De Lokale ArmoedeBarometer beoordeelt het lokaal armoedebeleid op basis van een bevraging bij armoede- en middenveldorganisaties. Ook mensen in armoede werden bevraagd. Op die manier onderzocht men welke aspecten van het armoedebeleid in elke gemeente aanwezig is. Op basis van 16 indicatoren krijgt elke gemeente een score. De evolutie van al deze indicatoren werd bekeken en gewaardeerd. Een gemeente die het beter doet dan in 2008 krijgt voor die indicator een score van 1 of 2. Een gemeente die het slechter doet dan 2008 krijgt voor die indicator een score van -1 of -2. Wanneer er amper iets wijzigde, kreeg men 0. Als we alle gemeenten in beschouwing nemen dan schommelen de scores tussen -20 en +5.

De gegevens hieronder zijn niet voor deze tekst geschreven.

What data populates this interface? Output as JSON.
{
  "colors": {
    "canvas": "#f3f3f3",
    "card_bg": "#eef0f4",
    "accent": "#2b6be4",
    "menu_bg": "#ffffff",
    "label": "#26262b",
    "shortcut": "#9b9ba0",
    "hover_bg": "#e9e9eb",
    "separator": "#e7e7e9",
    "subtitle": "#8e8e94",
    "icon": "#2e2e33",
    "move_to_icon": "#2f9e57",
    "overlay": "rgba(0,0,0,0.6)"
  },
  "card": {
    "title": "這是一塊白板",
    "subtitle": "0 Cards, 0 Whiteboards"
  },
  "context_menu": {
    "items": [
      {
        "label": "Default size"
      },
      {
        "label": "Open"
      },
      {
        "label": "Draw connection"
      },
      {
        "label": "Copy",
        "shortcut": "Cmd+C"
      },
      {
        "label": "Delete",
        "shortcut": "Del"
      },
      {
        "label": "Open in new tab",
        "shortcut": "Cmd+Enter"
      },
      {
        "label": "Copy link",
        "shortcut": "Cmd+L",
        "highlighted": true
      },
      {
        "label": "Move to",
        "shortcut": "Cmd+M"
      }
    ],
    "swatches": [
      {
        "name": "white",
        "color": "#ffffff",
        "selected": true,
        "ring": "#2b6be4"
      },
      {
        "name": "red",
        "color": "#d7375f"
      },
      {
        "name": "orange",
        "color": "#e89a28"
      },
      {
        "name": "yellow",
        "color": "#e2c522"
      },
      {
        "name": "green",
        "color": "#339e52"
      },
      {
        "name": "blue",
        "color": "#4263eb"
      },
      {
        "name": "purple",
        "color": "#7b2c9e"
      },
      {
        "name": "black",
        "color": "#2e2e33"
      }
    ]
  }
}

Volgens Anne Van Lancker – van organisatie Decenniumdoelen – heeft ongeveer 25 procent van de Vlaamse steden en gemeenten de test goed doorstaan. 15 procent kreeg dan weer een zware buis. De verschillen tussen gemeenten zijn groot. Wat opvalt is dat alle gemeenten boven de 70.000 inwoners een relatief goede scoren behalen. In vergelijking met de andere gemeenten doen de centrumsteden het goed.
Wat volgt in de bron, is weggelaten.